When you have found the truth, the things stated in the bible are found to be correct.
So for Christians, it becomes far from guesses.
The kingdom of heaven is described as being like a merchant who found one pearl of great value. He went and sold all that he had and bought it.
These are just baseless meaningless words, written in a confusing circular argument. They don't further the discussion at all, because you don't provide any form of evidence. Just because stuff it written in an old book, it doesn't make them true.

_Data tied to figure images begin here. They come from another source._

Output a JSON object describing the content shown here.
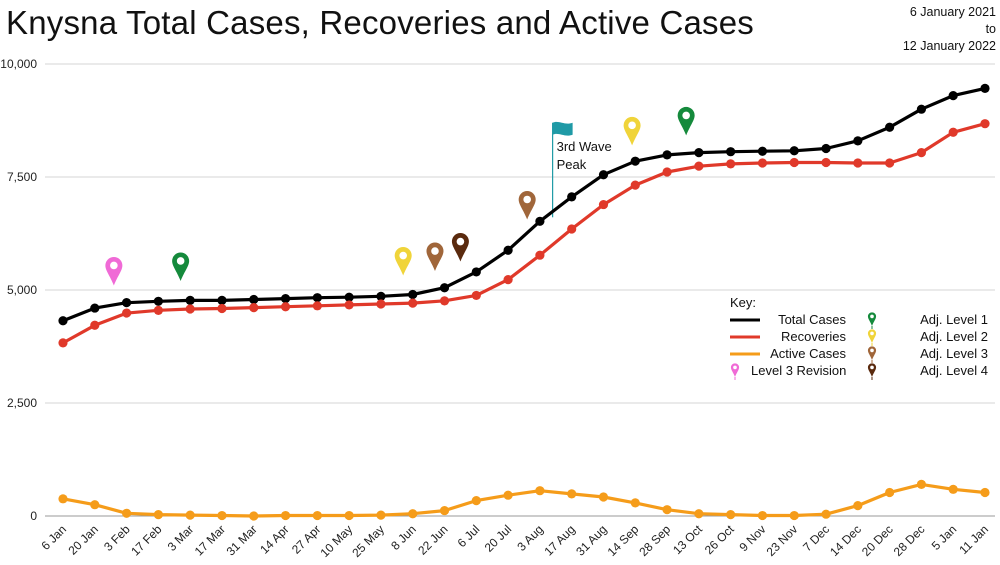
{
  "chart_data": {
    "type": "line",
    "title": "Knysna Total Cases, Recoveries and Active Cases",
    "date_range": [
      "6 January 2021",
      "to",
      "12 January 2022"
    ],
    "categories": [
      "6 Jan",
      "20 Jan",
      "3 Feb",
      "17 Feb",
      "3 Mar",
      "17 Mar",
      "31 Mar",
      "14 Apr",
      "27 Apr",
      "10 May",
      "25 May",
      "8 Jun",
      "22 Jun",
      "6 Jul",
      "20 Jul",
      "3 Aug",
      "17 Aug",
      "31 Aug",
      "14 Sep",
      "28 Sep",
      "13 Oct",
      "26 Oct",
      "9 Nov",
      "23 Nov",
      "7 Dec",
      "14 Dec",
      "20 Dec",
      "28 Dec",
      "5 Jan",
      "11 Jan"
    ],
    "ylim": [
      0,
      10000
    ],
    "yticks": [
      0,
      2500,
      5000,
      7500,
      10000
    ],
    "ytick_labels": [
      "0",
      "2,500",
      "5,000",
      "7,500",
      "10,000"
    ],
    "grid": true,
    "legend_position": "right",
    "series": [
      {
        "name": "Total Cases",
        "color": "#000000",
        "values": [
          4320,
          4600,
          4720,
          4750,
          4770,
          4770,
          4790,
          4810,
          4830,
          4840,
          4860,
          4900,
          5050,
          5400,
          5880,
          6520,
          7060,
          7550,
          7850,
          7990,
          8040,
          8060,
          8070,
          8080,
          8130,
          8300,
          8600,
          9000,
          9300,
          9460
        ]
      },
      {
        "name": "Recoveries",
        "color": "#e0392a",
        "values": [
          3830,
          4220,
          4490,
          4550,
          4580,
          4590,
          4610,
          4630,
          4650,
          4670,
          4690,
          4710,
          4760,
          4880,
          5230,
          5770,
          6350,
          6890,
          7320,
          7610,
          7740,
          7790,
          7810,
          7820,
          7820,
          7810,
          7810,
          8040,
          8490,
          8680
        ]
      },
      {
        "name": "Active Cases",
        "color": "#f59c1a",
        "values": [
          380,
          250,
          60,
          30,
          20,
          10,
          0,
          10,
          10,
          10,
          20,
          50,
          120,
          340,
          460,
          560,
          490,
          420,
          290,
          140,
          50,
          30,
          10,
          10,
          40,
          230,
          520,
          700,
          590,
          520
        ]
      }
    ],
    "markers": [
      {
        "category_index": 1.6,
        "value": 5100,
        "color": "#f06ad6",
        "type": "Level 3 Revision"
      },
      {
        "category_index": 3.7,
        "value": 5200,
        "color": "#158a3c",
        "type": "Adj. Level 1"
      },
      {
        "category_index": 10.7,
        "value": 5320,
        "color": "#f0d43a",
        "type": "Adj. Level 2"
      },
      {
        "category_index": 11.7,
        "value": 5420,
        "color": "#a0663a",
        "type": "Adj. Level 3"
      },
      {
        "category_index": 12.5,
        "value": 5630,
        "color": "#5a2a0e",
        "type": "Adj. Level 4"
      },
      {
        "category_index": 14.6,
        "value": 6560,
        "color": "#a0663a",
        "type": "Adj. Level 3"
      },
      {
        "category_index": 17.9,
        "value": 8200,
        "color": "#f0d43a",
        "type": "Adj. Level 2"
      },
      {
        "category_index": 19.6,
        "value": 8420,
        "color": "#158a3c",
        "type": "Adj. Level 1"
      }
    ],
    "annotation": {
      "lines": [
        "3rd Wave",
        "Peak"
      ],
      "category_index": 15.4,
      "flag_value": 8700,
      "color": "#1f9aa6"
    },
    "key": {
      "title": "Key:",
      "lines": [
        {
          "label": "Total Cases",
          "color": "#000000"
        },
        {
          "label": "Recoveries",
          "color": "#e0392a"
        },
        {
          "label": "Active Cases",
          "color": "#f59c1a"
        }
      ],
      "pins_left": [
        {
          "label": "Level 3 Revision",
          "color": "#f06ad6"
        }
      ],
      "pins_right": [
        {
          "label": "Adj. Level 1",
          "color": "#158a3c"
        },
        {
          "label": "Adj. Level 2",
          "color": "#f0d43a"
        },
        {
          "label": "Adj. Level 3",
          "color": "#a0663a"
        },
        {
          "label": "Adj. Level 4",
          "color": "#5a2a0e"
        }
      ]
    }
  }
}
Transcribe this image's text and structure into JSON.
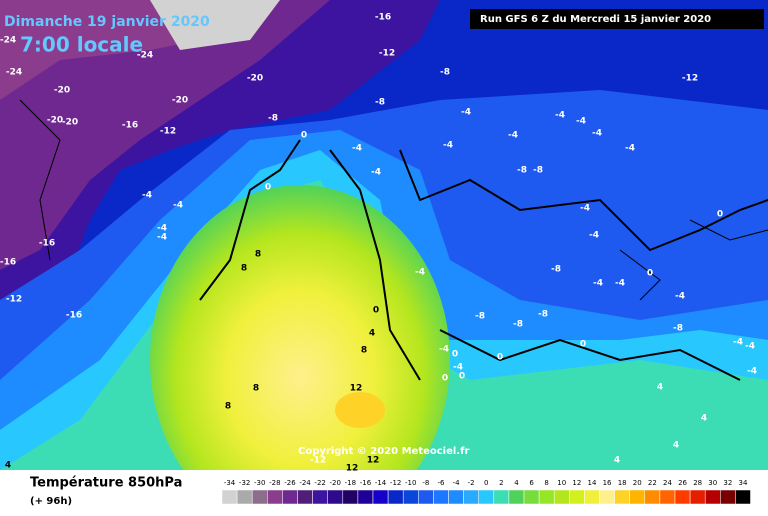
{
  "date": "Dimanche 19 janvier 2020",
  "time": "7:00 locale",
  "run": "Run GFS 6 Z du Mercredi 15 janvier 2020",
  "copyright": "Copyright © 2020 Meteociel.fr",
  "variable": "Température 850hPa",
  "lead": "(+ 96h)",
  "contour_labels": [
    -24,
    -24,
    -24,
    -20,
    -20,
    -20,
    -20,
    -20,
    -16,
    -12,
    -12,
    -16,
    -12,
    -8,
    -8,
    -8,
    0,
    -4,
    -4,
    -4,
    -4,
    -4,
    -4,
    -16,
    -16,
    -12,
    -16,
    0,
    8,
    8,
    -4,
    -4,
    -4,
    -4,
    -4,
    -8,
    -8,
    -4,
    -8,
    -4,
    -4,
    -8,
    -8,
    -8,
    0,
    -4,
    -8,
    0,
    0,
    -4,
    0,
    -4,
    0,
    0,
    0,
    0,
    4,
    8,
    12,
    8,
    8,
    -4,
    -4,
    -4,
    4,
    4,
    4,
    -12,
    12,
    12,
    4,
    4,
    -4,
    -4,
    -4,
    -4
  ],
  "scale": {
    "values": [
      -34,
      -32,
      -30,
      -28,
      -26,
      -24,
      -22,
      -20,
      -18,
      -16,
      -14,
      -12,
      -10,
      -8,
      -6,
      -4,
      -2,
      0,
      2,
      4,
      6,
      8,
      10,
      12,
      14,
      16,
      18,
      20,
      22,
      24,
      26,
      28,
      30,
      32,
      34
    ],
    "colors": [
      "#d2d2d2",
      "#aaaaaa",
      "#8c6e8c",
      "#8c3c8c",
      "#6e2890",
      "#501e78",
      "#3c14a0",
      "#2d0a8c",
      "#230064",
      "#1e0096",
      "#1400c8",
      "#0a28c8",
      "#0a46dc",
      "#1e5af0",
      "#1e78ff",
      "#1e8cff",
      "#28aaff",
      "#28c8ff",
      "#3cdcb4",
      "#50d25a",
      "#78dc3c",
      "#96e628",
      "#b4e61e",
      "#d2f01e",
      "#f0f03c",
      "#fff08c",
      "#ffd228",
      "#ffb400",
      "#ff8c00",
      "#ff6400",
      "#ff3c00",
      "#e61e00",
      "#b40000",
      "#780000",
      "#000000"
    ]
  }
}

Niminypiminy - you say "At present, atheism and science have very compelling narratives that have captured people's imagination -- with the help, as Glaser shows, of the language of religion."
Does religion have a monopoly on wonder and awe? Science presenters have (for many years) expressed wonder and awe at things which actually exist - is this morally suspect? They are also providing credible, verifiable, educational information about those things - is that somehow impertinent?
I agree that the media selects charismatic science presenters - but then that's showbiz, innit. You also get charismatic TV chefs, interior designers, talent show presenters and contestants etc. Oh and charismatic priests - maybe there really is a connection there.
Don't find that Guardian article convincing, sorry. Some of the comments underneath point out some of the intellectual gaps, if you have time to read them (I haven't read through them all).
As an example, she writes "To the popular neuroscientists, our minds are not tools of lofty reason but nerve cells in a lump of meat." Does she really think that 'popular neuroscientists' believe that human brains are NOT capable of 'lofty reasoning'? She just comes across as a bit muddled and paranoid about people trampling on what she seems to think is 'gods territory'.